I have the following problem,
"Suppose that $X=\ell^1$ and define the operator $T\in B(X)$ as follows:
$$Tx=\left(\frac12x_2,\frac13x_3,\frac14x_4,...\right)\,,\textit{where,}\,\,\, x=(x_1,x_2,x_3,...)$$
Find the eigenvalues of $T.$"
Here is my attempt so far:
Let $\lambda$ be an eigenvalue of $T$, then,
$$\implies\exists x\in \ell^1:Tx=\lambda x,\lambda\in\mathbb C$$ $$\implies\frac12x_2=\lambda x_1,\,\frac13x_3=\lambda x_2,\,\frac14x_4=\lambda x_3,...$$
We can write this in an equivalent manner as follows:
$$\implies \frac12x_2=\lambda x_1,\,\frac13x_3=2!\lambda^2x_1,\,\frac14x_4=3!\lambda^3x_1,\,...\,,\frac1nx_n=(n-1)!\lambda^{n-1}x_1,\,...$$
For $n\in\mathbb N/\{1\}$.
In order for the eigenvalue problem to be satisfied we require $x\ne1$, and so, if we have that $x_1=0\implies x=0$, which yields a contradiction. Thus, $x_1\neq0.$
This means that we then have,
$$x=(x_1,\lambda x_1,2!\lambda^2x_1,...)$$
We must also ensure that $x\in X=\ell^1$, so we consider,
$$x\in\ell^1\iff\sum_{k=1}^\infty|x_k|\lt \infty$$
$$\iff\sum_{k=1}^\infty|(k-1)!\lambda^{k-1}x_1|\lt \infty$$
$$\iff|x_1|\sum_{k=1}^\infty|(k-1)!\lambda^{k-1}|\lt \infty$$
And we know that $x_1\neq0$, so,
$$\iff\sum_{k=1}^\infty|(k-1)!\lambda^{k-1}|\lt \infty$$
I am unsure how to move on from here. I had thought to argue along the lines that if $(k-1)!$ grows at a rate faster than the $\lambda^{k-1}$ tends to zero, then the sum will not be finite. I think I have to try and show that $|\lambda|\lt1$, but am not sure how to get rid of the $(k-1)!$ in the above. Is the aforementioned line of thought the right way to go about this? Cheers!

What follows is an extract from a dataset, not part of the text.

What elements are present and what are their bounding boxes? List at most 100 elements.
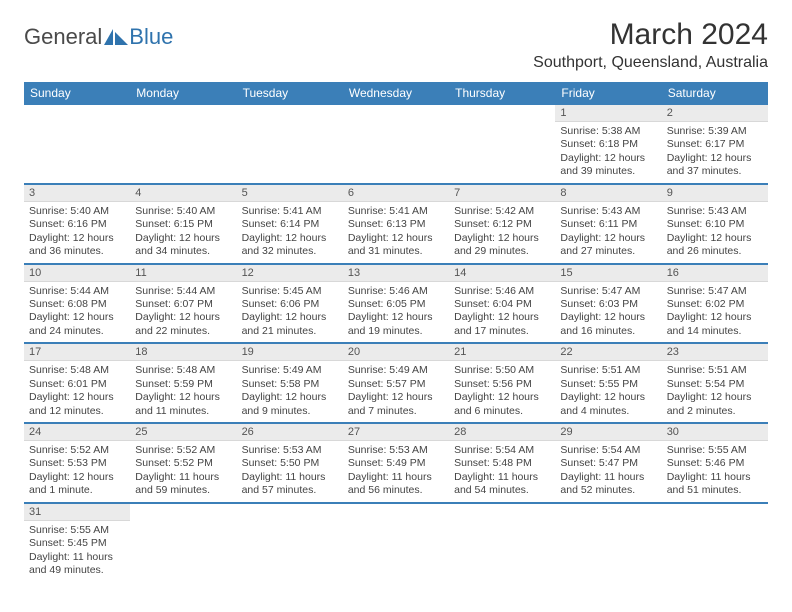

The operator $T$ satisfies $$ \|Tx\| \le \frac{1}{2}\|x\|, \\ \|T^2x\| \le \frac{1}{2\cdot 3}\|x\|, \\ \|T^3x\| \le \frac{1}{2\cdot 3\cdot 4}\|x\|. $$ In general $\|T^{n}\| \le 1/(n+1)!$. If $Tx=\lambda x$ and $x \ne 0$, then $$ |\lambda|^n\|x\|=\|T^nx\| \le \frac{1}{(n+1)!}\|x\| $$ If $\lambda \ne 0$, then $$ \|x\| \le \frac{|\lambda|^{-n}}{(n+1)!}\|x\|,\;\;\; n \ge 1. $$ The right side tends to $0$ as $n\rightarrow\infty$ because it is a general term of an everywhere convergent exponential series. Hence, $x=0$, which is a contradiction. Therefore, the only possible eigenvalue of $T$ is $0$. And $0$ is an eigenvalue of $T$.